The East Antarctic Ice Sheet (EAIS) is the largest glacial system on Earth, and documenting its changes is important to understand and estimate its future behavior. Antarctic coastal lakes are invaluable archives of paleoclimate and paleoenvironment changes caused by the retreat of Antarctic Ice Sheet. In Soya Kaigan (Coast) of Lutzow-Holm Bay region, many coastal lakes are located in ice-free areas. Some costal lakes located below 20m ASL are marine relict lakes resulted from the recession of glaciers and subsequent isostatic uplift (Igarashi et al., 1995, Miura et al., 1998). This study discussed the environmental change inferred from microscopic observation of fossil diatom assemblages in a sediment cores from such coastal freshwater lakes, Lake Oyako-ike, Lake Maruwanminami-ike and Lake Maruwan-Oike, in Soya Coast along with biomarkers and microscopic observation of microalgae and cyanobacteria, sedimentary facies and AMS 14C dating.

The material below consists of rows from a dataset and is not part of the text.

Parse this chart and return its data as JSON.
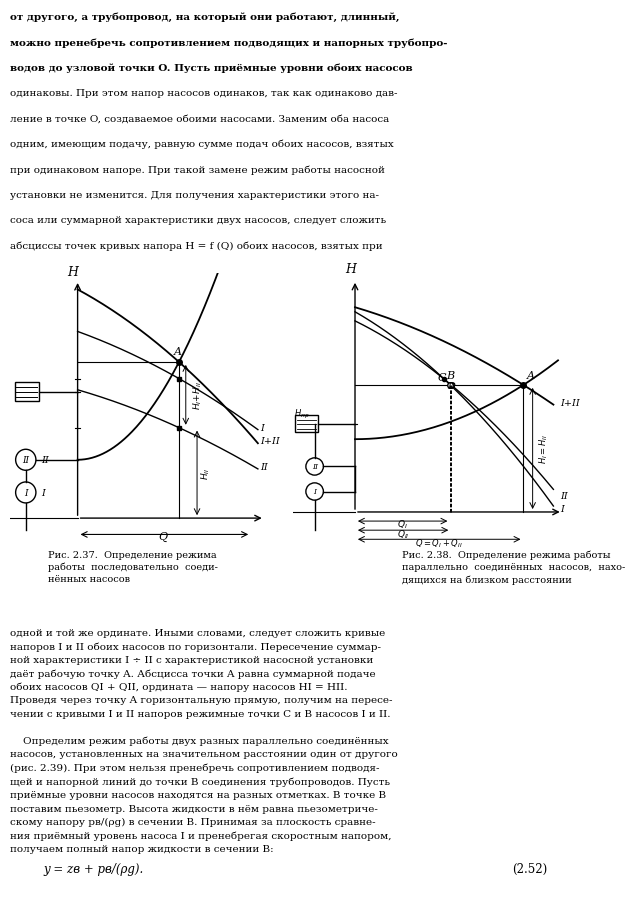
{
  "page_bg": "#ffffff",
  "text_color": "#000000",
  "top_text": [
    "от другого, а трубопровод, на который они работают, длинный,",
    "можно пренебречь сопротивлением подводящих и напорных трубопро-",
    "водов до узловой точки O. Пусть приёмные уровни обоих насосов",
    "одинаковы. При этом напор насосов одинаков, так как одинаково дав-",
    "ление в точке O, создаваемое обоими насосами. Заменим оба насоса",
    "одним, имеющим подачу, равную сумме подач обоих насосов, взятых",
    "при одинаковом напоре. При такой замене режим работы насосной",
    "установки не изменится. Для получения характеристики этого на-",
    "соса или суммарной характеристики двух насосов, следует сложить",
    "абсциссы точек кривых напора H = f (Q) обоих насосов, взятых при"
  ],
  "caption_left": "Рис. 2.37.  Определение режима\nработы  последовательно  соеди-\nнённых насосов",
  "caption_right": "Рис. 2.38.  Определение режима работы\nпараллельно  соединённых  насосов,  нахо-\nдящихся на близком расстоянии",
  "bottom_text": [
    "одной и той же ординате. Иными словами, следует сложить кривые",
    "напоров I и II обоих насосов по горизонтали. Пересечение суммар-",
    "ной характеристики I ÷ II с характеристикой насосной установки",
    "даёт рабочую точку A. Абсцисса точки A равна суммарной подаче",
    "обоих насосов QІ + QІІ, ордината — напору насосов HІ = HІІ.",
    "Проведя через точку A горизонтальную прямую, получим на пересе-",
    "чении с кривыми I и II напоров режимные точки C и B насосов I и II."
  ],
  "bottom_text2": [
    "    Определим режим работы двух разных параллельно соединённых",
    "насосов, установленных на значительном расстоянии один от другого",
    "(рис. 2.39). При этом нельзя пренебречь сопротивлением подводя-",
    "щей и напорной линий до точки B соединения трубопроводов. Пусть",
    "приёмные уровни насосов находятся на разных отметках. В точке B",
    "поставим пьезометр. Высота жидкости в нём равна пьезометриче-",
    "скому напору pв/(ρg) в сечении B. Принимая за плоскость сравне-",
    "ния приёмный уровень насоса I и пренебрегая скоростным напором,",
    "получаем полный напор жидкости в сечении B:"
  ],
  "equation": "y = zв + pв/(ρg).",
  "equation_number": "(2.52)"
}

Diatoms are one of the most common phytoplankton (Class: Bacilllariophyceae), and it is used as powerful and reliable environmental indicators (Cholnoky, 1968; Lowe, 1974) which can be attributed to their high abundance and species diversity. Also, they are distributed among most aquatic environment. Additionally, their cell wall is made of silica (hydrated silicon dioxide) called as frustule, so that their remains are highly durable and well preserved in accumulated sediments as fossils (Smol, J. P., & Stoermer, E. F. (Eds.). 2010). In this study, Diatom analysis was conducted in order to understand past water quality such as salinity when they live on.
The Ok4C-01 core (length 135 cm) from Lake Oyako-ike was divided in 5 zones according to the diatom assemblage changes. This lake has changed from costal marine to freshwater lake at ca. 1100 cal yr BP (core depth 60 cm). The MwS4C-01 core (length 147 cm) from Lake Maruwanminami-ike was also divided in 4 zones. This lake has changed from coastal marine to freshwater lake at ca. 2400 cal yr BP (core depth 65 cm). The Mw4C-01 core (length 226 cm) from Lake Maruwan-Oike was divided in 4 zones as well. This lake has changed from coastal marine to freshwater lake at ca. 2800 cal yr BP (core depth 22 cm). Diatom assemblage changes in these sediment cores show similar pattern with other results such as sediment facies and elemental analyses (TC, TS, TN contents). However, to compare the environmental changes between these lakes, we need more examine the age model.